This post was written by Keith Dawson for UBM Tech’s community Web site All LED Lighting, sponsored by Philips Lumileds. It is archived here for informational purposes only because the All LED Lighting site may go dark at any time. This material is Copyright 2013-2015 by UBM Americas.


Better LED Than Dead

You don't have to be a Buddhist to reserve your spot at the Ruriden mausoleum in Tokyo.

All it takes is about $7400, plus $88 per month until you need the space, and your bones can rest in perpetuity in a charnel house festooned with LED-lit glass statues, with state-of-the-art lighting controls.

(Image: Thomas Beauchamp-Arnold, used under a CC license)

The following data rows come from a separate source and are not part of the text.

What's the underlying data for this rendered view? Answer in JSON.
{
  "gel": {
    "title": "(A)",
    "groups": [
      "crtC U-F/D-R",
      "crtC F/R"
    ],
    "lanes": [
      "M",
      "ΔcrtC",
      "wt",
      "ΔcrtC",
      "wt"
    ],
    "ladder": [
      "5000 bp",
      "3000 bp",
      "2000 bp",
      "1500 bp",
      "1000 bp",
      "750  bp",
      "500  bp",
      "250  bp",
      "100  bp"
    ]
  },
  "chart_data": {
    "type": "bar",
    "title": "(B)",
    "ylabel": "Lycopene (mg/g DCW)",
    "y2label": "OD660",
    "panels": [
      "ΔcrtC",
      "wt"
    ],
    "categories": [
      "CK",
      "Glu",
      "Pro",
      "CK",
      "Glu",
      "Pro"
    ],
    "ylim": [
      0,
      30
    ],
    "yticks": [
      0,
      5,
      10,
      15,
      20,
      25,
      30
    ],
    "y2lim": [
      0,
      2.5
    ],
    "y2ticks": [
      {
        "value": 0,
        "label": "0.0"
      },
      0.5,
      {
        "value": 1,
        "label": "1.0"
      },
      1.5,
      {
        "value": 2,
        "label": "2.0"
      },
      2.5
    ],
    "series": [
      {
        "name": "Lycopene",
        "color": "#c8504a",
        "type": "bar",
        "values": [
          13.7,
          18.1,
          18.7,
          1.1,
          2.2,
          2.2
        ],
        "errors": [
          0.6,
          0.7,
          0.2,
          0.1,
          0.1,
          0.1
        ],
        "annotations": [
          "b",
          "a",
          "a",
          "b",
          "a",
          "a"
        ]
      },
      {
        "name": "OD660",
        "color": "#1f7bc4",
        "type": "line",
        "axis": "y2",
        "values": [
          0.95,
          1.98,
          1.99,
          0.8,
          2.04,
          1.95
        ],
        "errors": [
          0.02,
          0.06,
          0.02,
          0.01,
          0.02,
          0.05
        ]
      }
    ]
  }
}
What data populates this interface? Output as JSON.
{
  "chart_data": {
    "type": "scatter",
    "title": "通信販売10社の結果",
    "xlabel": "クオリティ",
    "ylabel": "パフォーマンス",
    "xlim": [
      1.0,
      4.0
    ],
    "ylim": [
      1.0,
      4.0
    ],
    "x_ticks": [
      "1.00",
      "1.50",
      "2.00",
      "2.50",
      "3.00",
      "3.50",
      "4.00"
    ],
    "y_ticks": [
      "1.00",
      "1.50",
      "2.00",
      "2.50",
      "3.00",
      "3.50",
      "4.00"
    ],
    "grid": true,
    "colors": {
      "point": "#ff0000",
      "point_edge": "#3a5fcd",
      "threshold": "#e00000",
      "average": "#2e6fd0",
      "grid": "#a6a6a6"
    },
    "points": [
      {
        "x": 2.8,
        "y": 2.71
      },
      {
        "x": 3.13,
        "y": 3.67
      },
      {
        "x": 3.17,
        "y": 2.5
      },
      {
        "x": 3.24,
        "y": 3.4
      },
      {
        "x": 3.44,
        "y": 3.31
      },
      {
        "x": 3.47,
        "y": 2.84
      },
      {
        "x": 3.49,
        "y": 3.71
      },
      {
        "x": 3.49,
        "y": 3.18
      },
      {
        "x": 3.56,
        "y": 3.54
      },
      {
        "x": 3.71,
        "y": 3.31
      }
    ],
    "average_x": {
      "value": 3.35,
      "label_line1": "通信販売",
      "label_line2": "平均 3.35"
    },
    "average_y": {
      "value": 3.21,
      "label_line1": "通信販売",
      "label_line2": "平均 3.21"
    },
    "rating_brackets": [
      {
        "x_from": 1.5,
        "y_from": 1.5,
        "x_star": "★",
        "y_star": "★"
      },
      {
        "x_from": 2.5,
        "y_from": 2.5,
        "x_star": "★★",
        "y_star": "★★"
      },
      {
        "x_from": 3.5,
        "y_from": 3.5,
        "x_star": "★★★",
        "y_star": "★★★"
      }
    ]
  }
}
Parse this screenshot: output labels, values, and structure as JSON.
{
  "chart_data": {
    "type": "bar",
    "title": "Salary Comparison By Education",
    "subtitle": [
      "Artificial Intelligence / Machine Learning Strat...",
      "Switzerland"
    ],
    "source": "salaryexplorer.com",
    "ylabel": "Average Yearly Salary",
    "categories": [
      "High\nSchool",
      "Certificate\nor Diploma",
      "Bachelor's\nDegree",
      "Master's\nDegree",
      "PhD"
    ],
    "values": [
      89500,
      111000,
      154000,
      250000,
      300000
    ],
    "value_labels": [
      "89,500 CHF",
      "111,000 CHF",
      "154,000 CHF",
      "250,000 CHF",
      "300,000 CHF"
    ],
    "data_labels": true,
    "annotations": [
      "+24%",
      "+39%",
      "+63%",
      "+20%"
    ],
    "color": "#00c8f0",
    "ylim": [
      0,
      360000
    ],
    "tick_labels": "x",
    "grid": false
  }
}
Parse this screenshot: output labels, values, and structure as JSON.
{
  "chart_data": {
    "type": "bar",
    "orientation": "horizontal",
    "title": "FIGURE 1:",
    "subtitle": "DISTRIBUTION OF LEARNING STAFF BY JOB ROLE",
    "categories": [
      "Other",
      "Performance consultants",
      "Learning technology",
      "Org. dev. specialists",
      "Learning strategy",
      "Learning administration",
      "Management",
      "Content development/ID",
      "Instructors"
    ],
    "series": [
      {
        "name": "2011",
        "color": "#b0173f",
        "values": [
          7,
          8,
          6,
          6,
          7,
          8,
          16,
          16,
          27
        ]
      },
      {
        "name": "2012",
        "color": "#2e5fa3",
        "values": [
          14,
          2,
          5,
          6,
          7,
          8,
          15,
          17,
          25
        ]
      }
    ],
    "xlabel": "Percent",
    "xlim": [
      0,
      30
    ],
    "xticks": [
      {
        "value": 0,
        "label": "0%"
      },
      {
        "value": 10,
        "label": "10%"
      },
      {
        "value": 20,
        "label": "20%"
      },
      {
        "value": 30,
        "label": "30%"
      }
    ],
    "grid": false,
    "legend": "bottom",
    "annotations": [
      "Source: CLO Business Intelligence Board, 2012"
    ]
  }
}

A recent story on describes the mausoleum at the Kokoku Temple. One wall contains 2,046 small statues made of "ruriki" glass, each illuminated by an individually addressable, color-controllable LED. They are described as "Buddhist" statues, which may or may not mean statues of the Buddha; that's how I picture them.

There are no photos of the space on the web, which strikes me as odd, because it sounds impossibly photogenic in a somewhat macabre way. Picture a wall of small Buddhas, all glowing golden in a dark space. (It might be blue for a memorial service.) You approach a computer terminal and type in the name of your revered ancestor. One ruriki Buddha glows in a different color to mark the resting place being sought.

Family members are given an IC security card so that they can enter the facility off-hours.

Most of those who visit live in the neighborhood in central Tokyo, and aren't able to afford to buy a traditional burial plot in what must be some of the most expensive real estate in the world. Some of these people have relocated their loved ones' remains from the countryside to the mausoleum for convenience in visiting.

The chief priest at the temple, Taijun Yajima, is quoted: "We believe Buddhist ceremonies should change with the times and environment... as long as we can maintain a balance."

The article doesn't give any technical details about the LEDs used, of course. It does sound like the color is fully controllable, as well as the light level. Philips Color Kinetics would do the trick for such a relatively large-scale installation. Philips Hue would not be suitable because its ZigBee-based controller can run at most a few hundred lamps. It's possible the temple uses a local product that is not exported to the US. Japan has, after all, the highest penetration of LED-based lighting of any country in the world.